CMS reconsiders $10 million bounties for reporting of regulatory violations.
On December 5, the Centers for Medicare & Medicaid Services (CMS) finalized a rule (the Final Rule)[1] that expands its program integrity and provider enrollment authorities. The regulations contained in the Final Rule will be effective on February 3, 2015. Among its many provisions, the Final Rule allows CMS to revoke a provider’s Medicare enrollment for “repeated and systemic” improper billing. CMS provided a framework for how it will determine when improper claim submissions result in revocation, including the length of the provider’s Medicare enrollment and the actual percentage of claims that are denied. Note, however, that CMS retains a significant amount of discretion in assessing these factors and making a revocation.
In addition, the Final Rule allows CMS to reject or revoke a provider’s Medicare enrollment application if that provider is associated with an individual or entity that owes Medicare debt. For instance, if a provider is audited, found to have substantial Medicare overpayment liability, and simply shuts down to avoid repayment, the owners may not be able to enroll a new venture in Medicare.
In expanding on its original proposal, CMS has identified in the Final Rule several factors that make a relationship between an indebted entity and an applying entity an “undue risk,” including the amount of the debt, the length of time the owner of the applying entity owned the prior entity, the percentage of ownership in the prior entity, and whether the claims that make up the debt are currently under appeal. Nevertheless, CMS will retain wide discretion in how it makes an “undue risk” determination. Thus, when faced with overpayment demands, it may be strategically important for providers to appeal these actions in an attempt to reduce or eliminate potential debt to CMS. In that way, providers and their owners can better demonstrate that any outstanding debts do not rise to the level of “undue risk.”

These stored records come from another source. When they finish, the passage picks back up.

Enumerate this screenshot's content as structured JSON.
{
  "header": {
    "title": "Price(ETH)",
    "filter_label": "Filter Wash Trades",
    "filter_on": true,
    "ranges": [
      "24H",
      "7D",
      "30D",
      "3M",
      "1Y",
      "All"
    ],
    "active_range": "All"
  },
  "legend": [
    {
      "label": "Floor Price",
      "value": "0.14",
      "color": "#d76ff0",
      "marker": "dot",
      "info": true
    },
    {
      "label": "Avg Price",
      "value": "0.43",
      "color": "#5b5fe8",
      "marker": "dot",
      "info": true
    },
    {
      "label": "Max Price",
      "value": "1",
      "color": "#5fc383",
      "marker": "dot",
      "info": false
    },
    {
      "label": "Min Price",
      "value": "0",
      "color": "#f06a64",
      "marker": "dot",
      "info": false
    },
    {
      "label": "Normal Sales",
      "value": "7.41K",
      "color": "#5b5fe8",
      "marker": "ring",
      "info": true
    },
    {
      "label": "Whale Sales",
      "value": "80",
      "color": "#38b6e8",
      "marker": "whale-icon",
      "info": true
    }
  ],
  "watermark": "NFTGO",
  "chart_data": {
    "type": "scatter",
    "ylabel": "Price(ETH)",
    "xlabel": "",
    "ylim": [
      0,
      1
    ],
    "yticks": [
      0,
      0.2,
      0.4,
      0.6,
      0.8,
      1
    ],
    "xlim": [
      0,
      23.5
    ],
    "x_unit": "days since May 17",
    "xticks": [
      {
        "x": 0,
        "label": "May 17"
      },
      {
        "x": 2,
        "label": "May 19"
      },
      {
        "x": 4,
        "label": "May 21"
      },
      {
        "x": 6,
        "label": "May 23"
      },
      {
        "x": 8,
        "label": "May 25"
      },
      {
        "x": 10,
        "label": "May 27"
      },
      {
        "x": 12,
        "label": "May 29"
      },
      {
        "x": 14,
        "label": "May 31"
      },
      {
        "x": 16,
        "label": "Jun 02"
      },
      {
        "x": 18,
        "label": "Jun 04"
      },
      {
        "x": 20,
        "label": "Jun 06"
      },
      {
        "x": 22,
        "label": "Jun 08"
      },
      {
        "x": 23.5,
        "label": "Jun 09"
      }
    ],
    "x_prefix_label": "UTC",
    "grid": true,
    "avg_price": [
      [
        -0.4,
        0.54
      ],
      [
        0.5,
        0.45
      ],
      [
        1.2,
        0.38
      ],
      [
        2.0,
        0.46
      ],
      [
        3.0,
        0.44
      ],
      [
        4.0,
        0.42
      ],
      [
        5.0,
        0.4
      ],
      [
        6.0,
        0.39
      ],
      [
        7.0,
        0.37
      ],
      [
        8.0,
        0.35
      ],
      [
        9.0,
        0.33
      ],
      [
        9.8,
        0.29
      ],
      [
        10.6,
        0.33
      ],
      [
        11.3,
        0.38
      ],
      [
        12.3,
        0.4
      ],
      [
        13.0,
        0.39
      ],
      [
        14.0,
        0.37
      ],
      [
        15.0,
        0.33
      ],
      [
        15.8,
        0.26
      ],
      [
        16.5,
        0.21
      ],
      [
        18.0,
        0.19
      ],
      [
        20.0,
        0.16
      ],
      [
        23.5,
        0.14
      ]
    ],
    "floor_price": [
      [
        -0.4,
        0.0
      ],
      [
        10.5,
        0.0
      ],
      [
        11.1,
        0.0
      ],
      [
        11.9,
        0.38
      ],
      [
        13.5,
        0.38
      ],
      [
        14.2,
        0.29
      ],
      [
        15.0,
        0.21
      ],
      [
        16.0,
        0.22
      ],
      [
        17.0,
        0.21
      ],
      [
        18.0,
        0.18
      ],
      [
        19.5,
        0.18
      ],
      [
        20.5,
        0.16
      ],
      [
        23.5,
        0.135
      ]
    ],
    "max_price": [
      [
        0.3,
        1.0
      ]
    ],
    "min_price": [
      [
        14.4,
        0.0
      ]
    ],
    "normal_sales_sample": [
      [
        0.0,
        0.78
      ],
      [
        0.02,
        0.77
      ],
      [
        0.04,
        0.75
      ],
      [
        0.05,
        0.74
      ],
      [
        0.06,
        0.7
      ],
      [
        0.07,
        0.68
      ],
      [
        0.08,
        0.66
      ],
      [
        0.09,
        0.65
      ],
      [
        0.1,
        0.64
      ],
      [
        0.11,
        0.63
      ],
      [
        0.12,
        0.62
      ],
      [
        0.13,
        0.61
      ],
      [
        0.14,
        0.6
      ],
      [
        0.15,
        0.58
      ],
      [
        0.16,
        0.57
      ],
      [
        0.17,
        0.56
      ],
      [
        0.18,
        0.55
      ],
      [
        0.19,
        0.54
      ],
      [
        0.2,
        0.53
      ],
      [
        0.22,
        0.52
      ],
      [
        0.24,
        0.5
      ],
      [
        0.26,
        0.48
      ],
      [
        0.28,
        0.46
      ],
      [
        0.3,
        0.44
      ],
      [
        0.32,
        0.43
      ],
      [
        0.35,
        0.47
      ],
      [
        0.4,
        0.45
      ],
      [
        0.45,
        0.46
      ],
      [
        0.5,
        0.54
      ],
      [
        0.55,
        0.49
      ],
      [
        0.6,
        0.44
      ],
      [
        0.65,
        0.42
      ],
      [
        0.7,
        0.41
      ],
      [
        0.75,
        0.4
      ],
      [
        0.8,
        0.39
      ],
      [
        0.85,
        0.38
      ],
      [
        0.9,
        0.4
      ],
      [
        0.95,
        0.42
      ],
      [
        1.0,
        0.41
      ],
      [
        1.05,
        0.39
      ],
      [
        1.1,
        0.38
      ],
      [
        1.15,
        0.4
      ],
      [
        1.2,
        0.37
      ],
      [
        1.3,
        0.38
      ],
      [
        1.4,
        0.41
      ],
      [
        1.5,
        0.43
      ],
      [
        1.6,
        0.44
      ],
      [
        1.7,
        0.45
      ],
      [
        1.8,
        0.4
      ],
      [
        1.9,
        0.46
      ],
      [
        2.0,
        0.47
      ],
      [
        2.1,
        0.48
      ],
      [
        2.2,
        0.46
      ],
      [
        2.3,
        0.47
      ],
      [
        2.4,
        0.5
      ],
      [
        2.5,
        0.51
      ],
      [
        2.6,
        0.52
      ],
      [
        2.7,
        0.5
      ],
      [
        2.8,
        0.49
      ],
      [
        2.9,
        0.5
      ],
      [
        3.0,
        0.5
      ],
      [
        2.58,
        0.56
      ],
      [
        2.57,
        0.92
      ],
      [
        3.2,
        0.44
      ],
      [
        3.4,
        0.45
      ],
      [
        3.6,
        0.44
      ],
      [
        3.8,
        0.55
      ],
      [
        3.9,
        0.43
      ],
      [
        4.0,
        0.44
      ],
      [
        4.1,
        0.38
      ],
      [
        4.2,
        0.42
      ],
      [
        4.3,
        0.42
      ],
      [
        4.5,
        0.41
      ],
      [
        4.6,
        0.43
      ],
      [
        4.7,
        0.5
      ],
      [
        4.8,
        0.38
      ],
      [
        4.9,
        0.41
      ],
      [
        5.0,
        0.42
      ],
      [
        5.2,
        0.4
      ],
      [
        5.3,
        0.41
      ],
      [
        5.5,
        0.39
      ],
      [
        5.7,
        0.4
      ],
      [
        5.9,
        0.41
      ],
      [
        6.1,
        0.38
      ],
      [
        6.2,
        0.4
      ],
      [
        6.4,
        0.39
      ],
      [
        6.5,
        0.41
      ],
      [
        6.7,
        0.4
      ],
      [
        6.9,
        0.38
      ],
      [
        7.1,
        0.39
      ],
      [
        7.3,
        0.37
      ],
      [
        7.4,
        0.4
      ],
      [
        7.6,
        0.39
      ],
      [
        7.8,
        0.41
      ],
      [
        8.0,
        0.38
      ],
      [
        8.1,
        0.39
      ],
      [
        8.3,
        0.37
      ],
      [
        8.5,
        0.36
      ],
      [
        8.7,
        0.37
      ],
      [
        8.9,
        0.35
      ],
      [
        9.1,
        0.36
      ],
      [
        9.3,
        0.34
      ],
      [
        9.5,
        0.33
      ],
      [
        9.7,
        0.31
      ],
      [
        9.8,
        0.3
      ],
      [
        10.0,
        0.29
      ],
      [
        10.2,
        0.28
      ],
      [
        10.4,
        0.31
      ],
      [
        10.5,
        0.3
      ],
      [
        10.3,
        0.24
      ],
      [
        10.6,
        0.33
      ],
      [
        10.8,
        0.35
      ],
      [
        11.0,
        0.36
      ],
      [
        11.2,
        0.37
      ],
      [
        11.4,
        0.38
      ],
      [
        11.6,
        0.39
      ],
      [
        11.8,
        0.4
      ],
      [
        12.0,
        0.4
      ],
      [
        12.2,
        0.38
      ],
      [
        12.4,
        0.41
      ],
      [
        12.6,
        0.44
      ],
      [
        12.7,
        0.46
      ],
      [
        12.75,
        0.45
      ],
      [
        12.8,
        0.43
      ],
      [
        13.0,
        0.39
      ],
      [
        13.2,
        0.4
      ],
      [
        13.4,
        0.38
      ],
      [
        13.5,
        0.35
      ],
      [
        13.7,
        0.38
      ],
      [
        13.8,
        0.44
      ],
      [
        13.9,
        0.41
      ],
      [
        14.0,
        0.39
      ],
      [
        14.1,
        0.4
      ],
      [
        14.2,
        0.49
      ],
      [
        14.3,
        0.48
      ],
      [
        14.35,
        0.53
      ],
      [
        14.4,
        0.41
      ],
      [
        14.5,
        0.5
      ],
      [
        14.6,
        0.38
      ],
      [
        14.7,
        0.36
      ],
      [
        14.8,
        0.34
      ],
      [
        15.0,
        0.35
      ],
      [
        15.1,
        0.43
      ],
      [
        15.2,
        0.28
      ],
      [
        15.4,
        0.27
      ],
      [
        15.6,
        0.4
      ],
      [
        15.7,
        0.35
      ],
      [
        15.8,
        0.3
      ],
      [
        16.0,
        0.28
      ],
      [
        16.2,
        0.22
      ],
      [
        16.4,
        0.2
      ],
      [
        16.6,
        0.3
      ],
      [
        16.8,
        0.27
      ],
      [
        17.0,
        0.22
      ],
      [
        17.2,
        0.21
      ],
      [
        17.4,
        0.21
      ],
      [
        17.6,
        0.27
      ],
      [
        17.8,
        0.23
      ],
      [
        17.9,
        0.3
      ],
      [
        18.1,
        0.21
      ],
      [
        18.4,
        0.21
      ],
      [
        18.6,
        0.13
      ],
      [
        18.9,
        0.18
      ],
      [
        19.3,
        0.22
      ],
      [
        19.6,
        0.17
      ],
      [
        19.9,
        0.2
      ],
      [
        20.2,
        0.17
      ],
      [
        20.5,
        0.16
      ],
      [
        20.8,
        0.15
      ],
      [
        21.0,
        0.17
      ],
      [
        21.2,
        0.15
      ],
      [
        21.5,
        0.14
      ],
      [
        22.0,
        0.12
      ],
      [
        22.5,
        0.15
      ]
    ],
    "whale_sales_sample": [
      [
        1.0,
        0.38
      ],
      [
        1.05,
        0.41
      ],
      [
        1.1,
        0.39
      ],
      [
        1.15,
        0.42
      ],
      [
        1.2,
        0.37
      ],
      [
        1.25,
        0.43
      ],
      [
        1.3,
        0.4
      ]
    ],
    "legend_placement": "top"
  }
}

Moreover, the Final Rule implements a policy revision that allows CMS to deny or revoke Medicare billing privileges if a managing employee has been convicted of a felony that CMS believes is “detrimental to the best interests of the Medicare program and its beneficiaries.” Although CMS originally had the authority to revoke or deny enrollment based on owners’ felonies, the Final Rule expands this authority to managing employees as well.
In addition, CMS granted itself greater flexibility than its regulations currently allow to determine which offenses will result in denial, noting that these offenses include (but are not limited to) felony violent crimes (murder, rape, assault, etc.); financial crimes (extortion, embezzlement, insurance fraud, etc.); felonies that present immediate risk to patients, such as malpractice resulting in criminal negligence; and felonies that result in mandatory exclusion under the Office of Inspector General’s (OIG) exclusion authority. This requirement will likely add significant confusion to employee and potential owner criminal background checks, given that different states approach felony and misdemeanor crimes differently and that CMS retains discretion as to what crimes could actually result in an enrollment denial or revocation. Finally, CMS clarified that “convicted” under this policy has the same meaning as in OIG’s exclusion authority—in essence, any pretrial diversion or settlement, guilty or nolo contendere plea, or actual conviction will serve as a basis for CMS to use this authority.
The Final Rule does offer some good news for providers, however. Following spirited public comment, CMS declined to finalize a policy that would pay Medicare beneficiaries and other whistleblowers up to almost $10 million for reporting overpayments, fraud, and abuse under its Incentive Reward Program (IRP). Instead, the IRP will remain at its current level—10% of Medicare recoveries, with a reward cap of $1,000. The $10 million reward proposal was widely panned by the industry, particularly by those who believed that such a policy would result in a flood of unwarranted, erroneous, or irrelevant tips and complaints to CMS that would impose a substantial burden on both CMS and providers. Commenters also believed that this policy would encourage potential whistleblowers to first report to CMS without using established internal compliance reporting methods or diligently reviewing and validating the facts of their potential claims. The public comments convinced CMS to reverse course on this aspect of the proposed rule—good news for healthcare providers that seem to be under increased scrutiny in today’s enforcement environment.
[1]79 Fed. Reg. 72500 (Dec. 5, 2014).